NH Baritone wrote:Uh ... you're welcome?
Irony so thick you would need a chain saw.
Brad wrote:If I'm not mistaken, the whole notion of "two becoming one" is a religious / mystical construct - an unrealistic and ridiculous and demeaning one, at that. That's in no way to say that many married couples - especially older couples who have been married a long time - don't meld their lives in many very significant intentional and unintentional ways. But as a metaphysical or romantic aspiration, I think "2 into 1" is dangerous and just flat dumb.
joekohr wrote:there's still a sense of a family unit being cohesive. I don't know if I'm ready to change my thinking on this. I think that a family does have to have cohesion, even if that includes compromises. I don't think one spouse is half a person, but they are half of a family unit.
Kiwi wrote:So I now have 12 pages of testimony from my parents, six pages each, that explain why they believe in God. It is in fact very useful and informative and I find myself wondering why I haven't heard or read some of this stuff before. Well written, personal and non-confrontational. Dad didn't try to lodge arguments in favour of God, he simply wrote a spiritual autobiography. Mum responded to various points that I had written, slightly more forcefully than I am used to her being.

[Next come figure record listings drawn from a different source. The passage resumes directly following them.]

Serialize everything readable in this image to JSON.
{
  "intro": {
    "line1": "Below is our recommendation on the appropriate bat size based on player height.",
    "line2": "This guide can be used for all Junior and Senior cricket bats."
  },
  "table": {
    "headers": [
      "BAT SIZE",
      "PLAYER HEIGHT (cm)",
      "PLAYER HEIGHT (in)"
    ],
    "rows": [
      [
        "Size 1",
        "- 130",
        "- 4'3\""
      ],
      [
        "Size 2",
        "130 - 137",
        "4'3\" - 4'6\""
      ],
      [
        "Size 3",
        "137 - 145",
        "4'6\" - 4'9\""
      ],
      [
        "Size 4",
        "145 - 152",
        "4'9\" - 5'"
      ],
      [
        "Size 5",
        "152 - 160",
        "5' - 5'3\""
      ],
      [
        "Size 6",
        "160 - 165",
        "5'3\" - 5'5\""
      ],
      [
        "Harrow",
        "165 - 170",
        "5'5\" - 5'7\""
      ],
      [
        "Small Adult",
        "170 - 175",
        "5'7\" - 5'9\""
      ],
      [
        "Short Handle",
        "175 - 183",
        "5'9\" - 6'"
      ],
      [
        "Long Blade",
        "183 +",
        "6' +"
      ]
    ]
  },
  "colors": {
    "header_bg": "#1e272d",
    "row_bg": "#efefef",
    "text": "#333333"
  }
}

Kiwi wrote:That's a phenomenal post, Baritone, thanks. Compassionate, insightful and helpful. It's the sort of thing that justifies this forum needing to last forever in case some other new atheist might stumble upon it deep amongst the archives one day.
Cheers to you.
For those of you who were surrounded by devout and faithful believers when you made your transition to the dark side... how did it go? How long did it take you to 'fess up? What was the reaction?